Admittedly, I used to love Back-to-School shopping, back when it was An Event on my calendar. Not in the same league as a visit with the Easter Bunny or Santa, but the kind of outing that used to require, minimally, some maternal hovering.

© Sheila Dee 8/13

Our daughter, progressing as expected down what Whoopi Goldberg brilliantly describes as “the teen tunnel,” announced that, to be ready for this new school year, she needed only two things: Thorton Wilder’s The Bridge of San Luis Rey and liquid eyeliner. Liquid Eyeliner.

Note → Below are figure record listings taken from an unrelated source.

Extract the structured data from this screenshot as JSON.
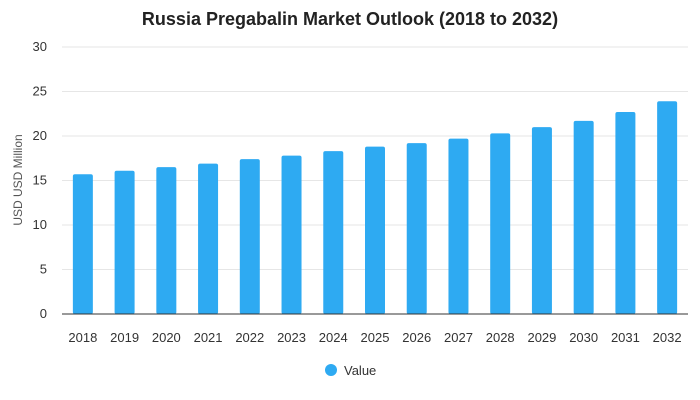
{
  "chart_data": {
    "type": "bar",
    "title": "Russia Pregabalin Market Outlook (2018 to 2032)",
    "xlabel": "",
    "ylabel": "USD USD Million",
    "categories": [
      "2018",
      "2019",
      "2020",
      "2021",
      "2022",
      "2023",
      "2024",
      "2025",
      "2026",
      "2027",
      "2028",
      "2029",
      "2030",
      "2031",
      "2032"
    ],
    "series": [
      {
        "name": "Value",
        "color": "#2eaaf2",
        "values": [
          15.7,
          16.1,
          16.5,
          16.9,
          17.4,
          17.8,
          18.3,
          18.8,
          19.2,
          19.7,
          20.3,
          21.0,
          21.7,
          22.7,
          23.9
        ]
      }
    ],
    "ylim": [
      0,
      30
    ],
    "yticks": [
      0,
      5,
      10,
      15,
      20,
      25,
      30
    ],
    "grid": true,
    "legend_position": "bottom-center"
  }
}
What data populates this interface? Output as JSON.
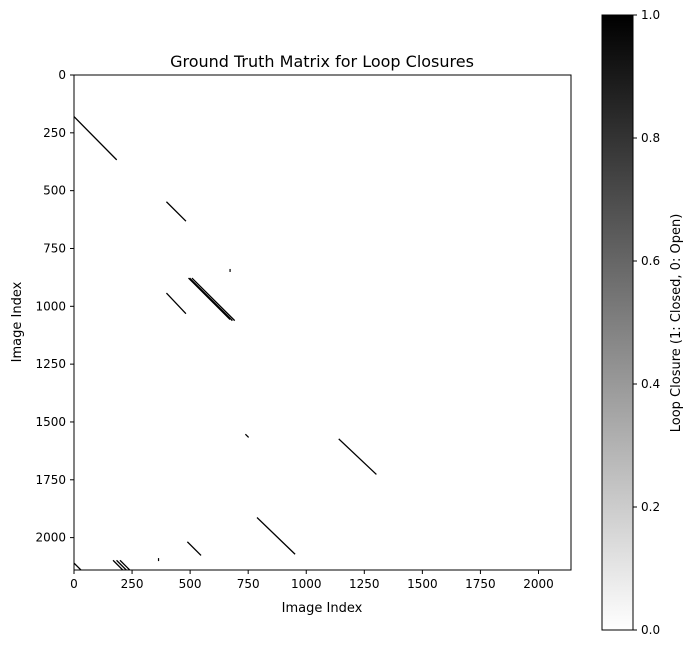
{
  "chart_data": [
    {
      "type": "heatmap",
      "title": "Ground Truth Matrix for Loop Closures",
      "xlabel": "Image Index",
      "ylabel": "Image Index",
      "xlim": [
        0,
        2140
      ],
      "ylim": [
        2140,
        0
      ],
      "x_ticks": [
        0,
        250,
        500,
        750,
        1000,
        1250,
        1500,
        1750,
        2000
      ],
      "y_ticks": [
        0,
        250,
        500,
        750,
        1000,
        1250,
        1500,
        1750,
        2000
      ],
      "grid": false,
      "colormap": "binary",
      "value_colors": {
        "0": "#ffffff",
        "1": "#000000"
      },
      "segments": [
        {
          "x": [
            0,
            182
          ],
          "y": [
            180,
            365
          ]
        },
        {
          "x": [
            400,
            480
          ],
          "y": [
            550,
            630
          ]
        },
        {
          "x": [
            495,
            670
          ],
          "y": [
            880,
            1055
          ]
        },
        {
          "x": [
            500,
            680
          ],
          "y": [
            880,
            1060
          ]
        },
        {
          "x": [
            510,
            690
          ],
          "y": [
            880,
            1060
          ]
        },
        {
          "x": [
            400,
            480
          ],
          "y": [
            945,
            1030
          ]
        },
        {
          "x": [
            1142,
            1300
          ],
          "y": [
            1575,
            1725
          ]
        },
        {
          "x": [
            790,
            950
          ],
          "y": [
            1915,
            2070
          ]
        },
        {
          "x": [
            490,
            545
          ],
          "y": [
            2020,
            2075
          ]
        },
        {
          "x": [
            740,
            750
          ],
          "y": [
            1555,
            1565
          ]
        },
        {
          "x": [
            0,
            30
          ],
          "y": [
            2110,
            2140
          ]
        },
        {
          "x": [
            170,
            210
          ],
          "y": [
            2100,
            2140
          ]
        },
        {
          "x": [
            185,
            225
          ],
          "y": [
            2100,
            2140
          ]
        },
        {
          "x": [
            200,
            240
          ],
          "y": [
            2100,
            2140
          ]
        }
      ],
      "points": [
        {
          "x": 672,
          "y": 845
        },
        {
          "x": 364,
          "y": 2095
        }
      ]
    },
    {
      "type": "colorbar",
      "label": "Loop Closure (1: Closed, 0: Open)",
      "range": [
        0.0,
        1.0
      ],
      "ticks": [
        "0.0",
        "0.2",
        "0.4",
        "0.6",
        "0.8",
        "1.0"
      ],
      "tick_values": [
        0,
        0.2,
        0.4,
        0.6,
        0.8,
        1.0
      ],
      "gradient": [
        "#ffffff",
        "#000000"
      ]
    }
  ]
}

Smelling disapproval, she quickly added that she could also use a new composition book and some graph paper. What about a new backpack, a lunch box, a protractor? No, no, and, emphatically, no. Duly chastised, I tried to appeal to the digital native in her. Taking the 21st century and tech-savvy tack, I suggested she go paperless and offered to buy a stylus for her iPad. Impressing only myself, I prattled on about the benefits of using the Notability App which eliminates all that bother with binders, loose-leaf paper, and hole reinforcers. I should have known this would be an epic fail that provoked only indignation at the pretentiousness of using an iPad to take notes along with an eye-roll that somehow involved her entire body:

“Mom. Seriously. I just need eyeliner.”


photo: www.thisirnb.com

On a purely economic level, this should have thrilled me. According to the National Retail Federation, the cost of outfitting a student for going back to school (complete with gadgetry) is $630 – enough to keep a gal in liquid eyeliner for a lifetime.  But, no. I was deflated and momentarily defeated, convinced that the bewitching winged-eye look would lead my girl down the very path taken by Amy Winehouse. So I summoned up every ounce of motherly reverse-psychology and took my daughter to Sephora.

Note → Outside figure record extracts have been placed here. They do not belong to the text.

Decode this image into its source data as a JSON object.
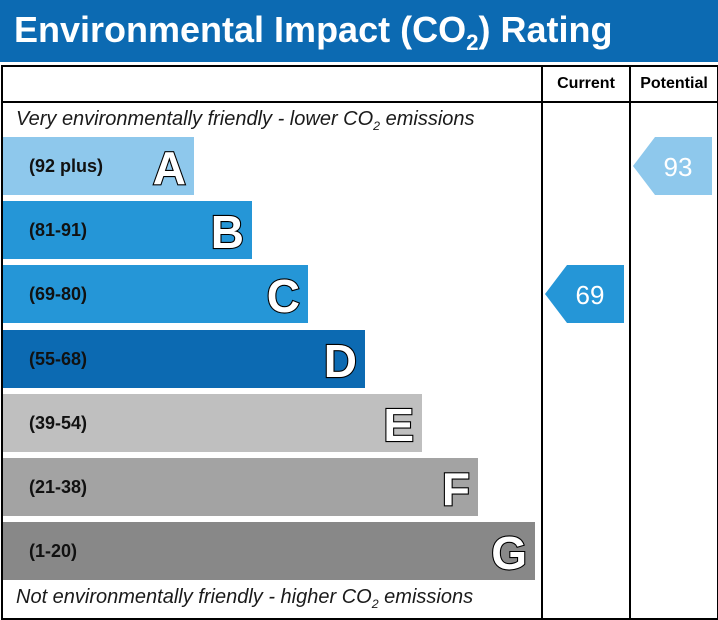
{
  "title": {
    "prefix": "Environmental Impact (CO",
    "sub": "2",
    "suffix": ") Rating"
  },
  "columns": {
    "current": "Current",
    "potential": "Potential"
  },
  "top_note": {
    "prefix": "Very environmentally friendly - lower CO",
    "sub": "2",
    "suffix": " emissions"
  },
  "bottom_note": {
    "prefix": "Not environmentally friendly - higher CO",
    "sub": "2",
    "suffix": " emissions"
  },
  "colors": {
    "title_bg": "#0c6ab2",
    "current_arrow": "#2596d7",
    "potential_arrow": "#8ec8ec"
  },
  "chart_data": {
    "type": "bar",
    "categories": [
      "A",
      "B",
      "C",
      "D",
      "E",
      "F",
      "G"
    ],
    "ranges": [
      "(92 plus)",
      "(81-91)",
      "(69-80)",
      "(55-68)",
      "(39-54)",
      "(21-38)",
      "(1-20)"
    ],
    "band_colors": [
      "#8ec8ec",
      "#2596d7",
      "#2596d7",
      "#0c6ab2",
      "#bfbfbf",
      "#a3a3a3",
      "#888888"
    ],
    "current": {
      "value": 69,
      "band": "C"
    },
    "potential": {
      "value": 93,
      "band": "A"
    }
  }
}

For the uninitiated, Sephora is the mecca of make-up for those among us who take their lipstick seriously. (I always feel a bit sorry for men sitting on the bench outside the shiny Shangri-La of cosmetics, especially when their girlfriends and wives re-emerge looking significantly different than when they went in an hour earlier). I know whereof I speak, having gone into Sephora on a 110 degree day, my hair a-frizz, my face shiny, seeking merely a touch-up, and coming out in a cloud of perfume, made-up for a night out in Antrim circa 1984 when a local bar, The Bailiwick, attempted to transform an evening at the pub into an Arabian night, calling it Club Sahara. I remember the owners even paraded a poor camel around the courtyard to promote the idea. I don’t remember how long Club Sahara lasted, but it was doomed from the start. Not enough heat . . .

Anyway, back to the desert and a mall in the middle of it. And Sephora. One of the most appealing things about the self-proclaimed “beauty authority” is that you can test everything, and at the end of every aisle, is an artiste, clad in black with an impressive array of cosmetic brushes peeking out from a low-slung tool-belt. We didn’t have to wait long before we were swept away by a flamboyant Oliver who knew just the eyeliner we needed.

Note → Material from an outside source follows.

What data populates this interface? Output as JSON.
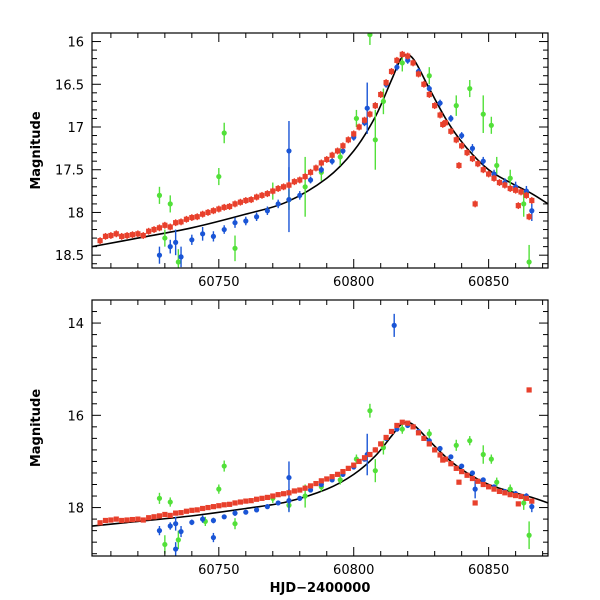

If I say so myself, I delivered an Oscar-award worthy performance as Non-judgmental Mother, nodding supportively as Oliver placed in my baby girl’s hands the Stila Stay All Day Waterproof Liquid Eye Liner and schooled her on how to achieve the cat-eyed look that will somehow ensure a successful Junior year. He even gave her his business card in case she had questions. For a mere twenty bucks.

If that’s all it takes, then I have nothing to worry about. Right?